J’étais moi-même assis à gauche de Richelieu, entre le guéridon de Louvigny et la table du cardinal et à droite, symétriquement, siégeait Monsieur de Schomberg, à qui sa fidélité adamantine au roi et au cardinal avait valu cette invitation, alors qu’on se serait plutôt attendu à voir là le garde des Sceaux, Marillac. Mais, à mon sentiment, Monsieur de Marillac commençait déjà à donner quelque souci à Richelieu par ses talents, ses vertus et son ambition.
Les yeux bleus de Schomberg, son teint rose et sa membrature carrée faisaient contraste avec le visage brun et crispé de Louvigny, ses yeux noirs brillants profondément enfoncés dans l’orbite, sa poitrine creuse et son corps estéquit.

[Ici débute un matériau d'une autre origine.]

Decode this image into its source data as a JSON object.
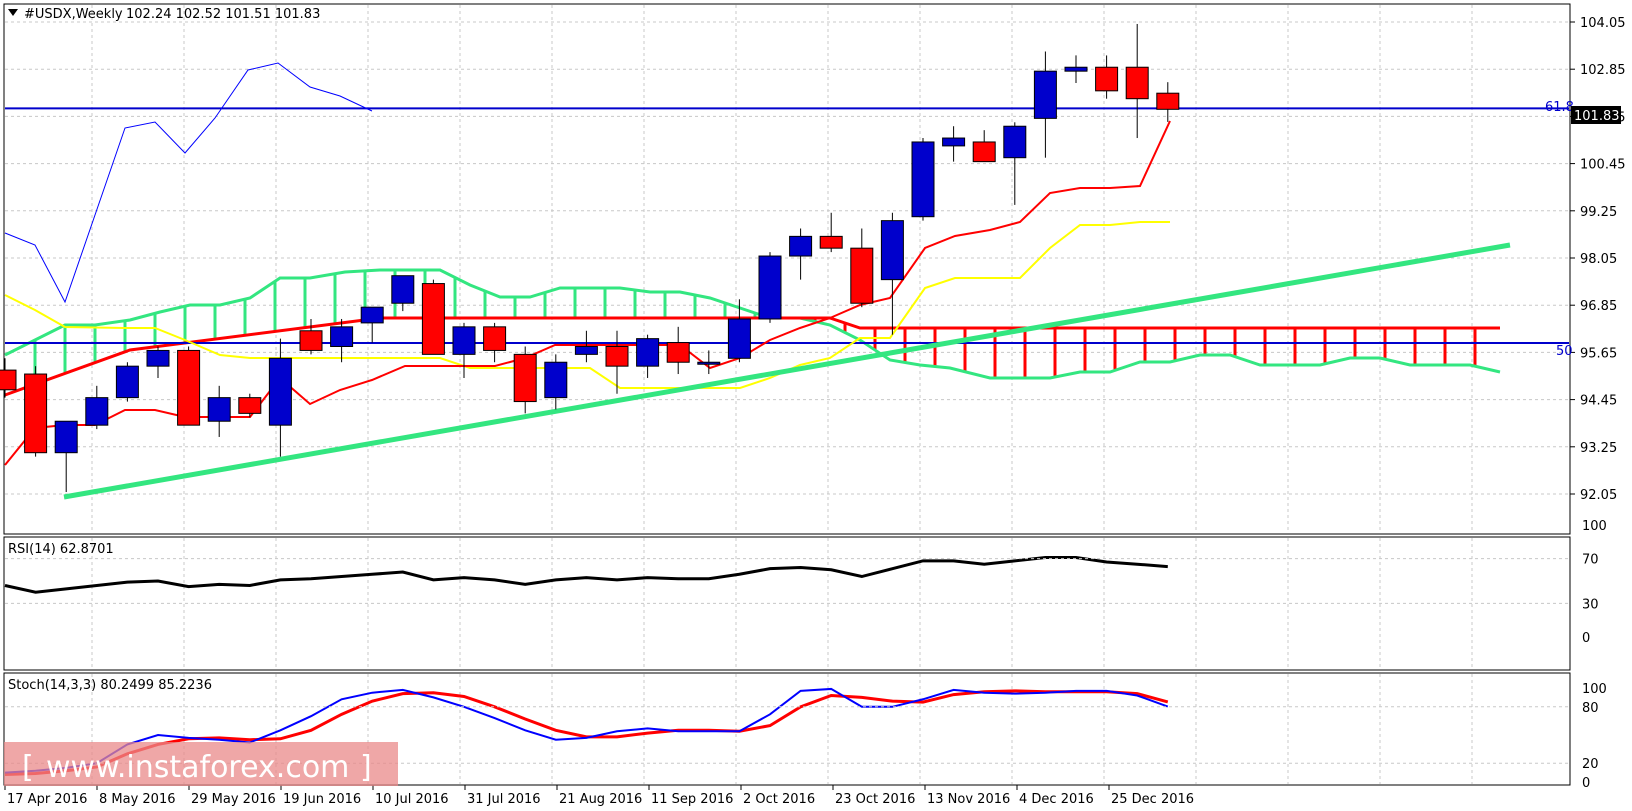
{
  "header": {
    "title": "#USDX,Weekly",
    "ohlc": "102.24 102.52 101.51 101.83",
    "menu_icon": "triangle-down-icon"
  },
  "price_badge": "101.83",
  "fib_labels": {
    "level_618": "61.8",
    "level_50": "50"
  },
  "rsi": {
    "label": "RSI(14) 62.8701",
    "levels": [
      "100",
      "70",
      "30",
      "0"
    ]
  },
  "stoch": {
    "label": "Stoch(14,3,3) 80.2499 85.2236",
    "levels": [
      "100",
      "80",
      "20",
      "0"
    ]
  },
  "watermark": "www.instaforex.com",
  "colors": {
    "bull": "#0000cc",
    "bear": "#ff0000",
    "grid": "#c8c8c8",
    "cloud_green": "#33e680",
    "cloud_red": "#ff0000",
    "kijun": "#ffff00",
    "tenkan": "#ff0000",
    "chikou": "#0000ff",
    "rsi": "#000000",
    "stoch_main": "#0000ff",
    "stoch_signal": "#ff0000"
  },
  "chart_data": {
    "type": "candlestick",
    "price_axis": [
      "104.05",
      "102.85",
      "101.65",
      "100.45",
      "99.25",
      "98.05",
      "96.85",
      "95.65",
      "94.45",
      "93.25",
      "92.05"
    ],
    "date_labels": [
      "17 Apr 2016",
      "8 May 2016",
      "29 May 2016",
      "19 Jun 2016",
      "10 Jul 2016",
      "31 Jul 2016",
      "21 Aug 2016",
      "11 Sep 2016",
      "2 Oct 2016",
      "23 Oct 2016",
      "13 Nov 2016",
      "4 Dec 2016",
      "25 Dec 2016"
    ],
    "candles": [
      [
        95.2,
        95.5,
        94.5,
        94.7
      ],
      [
        95.1,
        95.3,
        93.0,
        93.1
      ],
      [
        93.1,
        93.9,
        92.1,
        93.9
      ],
      [
        93.8,
        94.8,
        93.7,
        94.5
      ],
      [
        94.5,
        95.4,
        94.4,
        95.3
      ],
      [
        95.3,
        95.8,
        95.0,
        95.7
      ],
      [
        95.7,
        95.8,
        93.8,
        93.8
      ],
      [
        93.9,
        94.8,
        93.5,
        94.5
      ],
      [
        94.5,
        94.6,
        94.0,
        94.1
      ],
      [
        93.8,
        96.0,
        93.0,
        95.5
      ],
      [
        96.2,
        96.5,
        95.6,
        95.7
      ],
      [
        95.8,
        96.5,
        95.4,
        96.3
      ],
      [
        96.4,
        96.8,
        95.9,
        96.8
      ],
      [
        96.9,
        97.6,
        96.7,
        97.6
      ],
      [
        97.4,
        97.5,
        95.6,
        95.6
      ],
      [
        95.6,
        96.4,
        95.0,
        96.3
      ],
      [
        96.3,
        96.4,
        95.4,
        95.7
      ],
      [
        95.6,
        95.8,
        94.1,
        94.4
      ],
      [
        94.5,
        95.6,
        94.2,
        95.4
      ],
      [
        95.6,
        96.2,
        95.4,
        95.8
      ],
      [
        95.8,
        96.2,
        94.6,
        95.3
      ],
      [
        95.3,
        96.1,
        95.0,
        96.0
      ],
      [
        95.9,
        96.3,
        95.1,
        95.4
      ],
      [
        95.4,
        95.7,
        95.1,
        95.4
      ],
      [
        95.5,
        97.0,
        95.4,
        96.5
      ],
      [
        96.5,
        98.2,
        96.4,
        98.1
      ],
      [
        98.1,
        98.8,
        97.5,
        98.6
      ],
      [
        98.6,
        99.2,
        98.2,
        98.3
      ],
      [
        98.3,
        98.8,
        96.8,
        96.9
      ],
      [
        97.5,
        99.2,
        96.1,
        99.0
      ],
      [
        99.1,
        101.1,
        99.0,
        101.0
      ],
      [
        100.9,
        101.4,
        100.5,
        101.1
      ],
      [
        101.0,
        101.3,
        100.5,
        100.5
      ],
      [
        100.6,
        101.5,
        99.4,
        101.4
      ],
      [
        101.6,
        103.3,
        100.6,
        102.8
      ],
      [
        102.8,
        103.2,
        102.5,
        102.9
      ],
      [
        102.9,
        103.2,
        102.1,
        102.3
      ],
      [
        102.9,
        104.0,
        101.1,
        102.1
      ],
      [
        102.24,
        102.52,
        101.51,
        101.83
      ]
    ],
    "series": [
      {
        "name": "Tenkan-sen",
        "values": []
      },
      {
        "name": "RSI(14)",
        "values": [
          46,
          40,
          43,
          46,
          49,
          50,
          45,
          47,
          46,
          51,
          52,
          54,
          56,
          58,
          51,
          53,
          51,
          47,
          51,
          53,
          51,
          53,
          52,
          52,
          56,
          61,
          62,
          60,
          54,
          61,
          68,
          68,
          65,
          68,
          71,
          71,
          67,
          65,
          62.87
        ]
      },
      {
        "name": "Stoch main",
        "values": [
          10,
          12,
          15,
          20,
          40,
          50,
          47,
          45,
          42,
          55,
          70,
          88,
          95,
          98,
          90,
          80,
          68,
          55,
          45,
          47,
          54,
          57,
          54,
          54,
          54,
          72,
          97,
          99,
          80,
          80,
          88,
          98,
          95,
          94,
          95,
          97,
          97,
          92,
          80.25
        ]
      },
      {
        "name": "Stoch signal",
        "values": [
          8,
          9,
          12,
          16,
          30,
          40,
          46,
          47,
          45,
          46,
          55,
          72,
          86,
          94,
          95,
          91,
          80,
          67,
          55,
          48,
          48,
          52,
          55,
          55,
          54,
          60,
          80,
          92,
          90,
          86,
          85,
          93,
          96,
          97,
          96,
          96,
          96,
          94,
          85.22
        ]
      }
    ],
    "rsi_ylim": [
      0,
      100
    ],
    "stoch_ylim": [
      0,
      100
    ],
    "grid": true
  }
}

Une absence m’étonna sans vraiment m’alarmer : celle du roi. À la réflexion, je me tins pour assuré que Louis avait choisi de ne pas être présent, car il était tout à fait exclu que Richelieu ne l’eût pas averti de cette réunion, tant le cardinal redoutait les soupçons et les ombrages de Sa Majesté. Le roi désirait en effet être au courant de tout, mais laissait à son ministre le soin de recueillir les faits qui étaient nécessaires à ses décisions.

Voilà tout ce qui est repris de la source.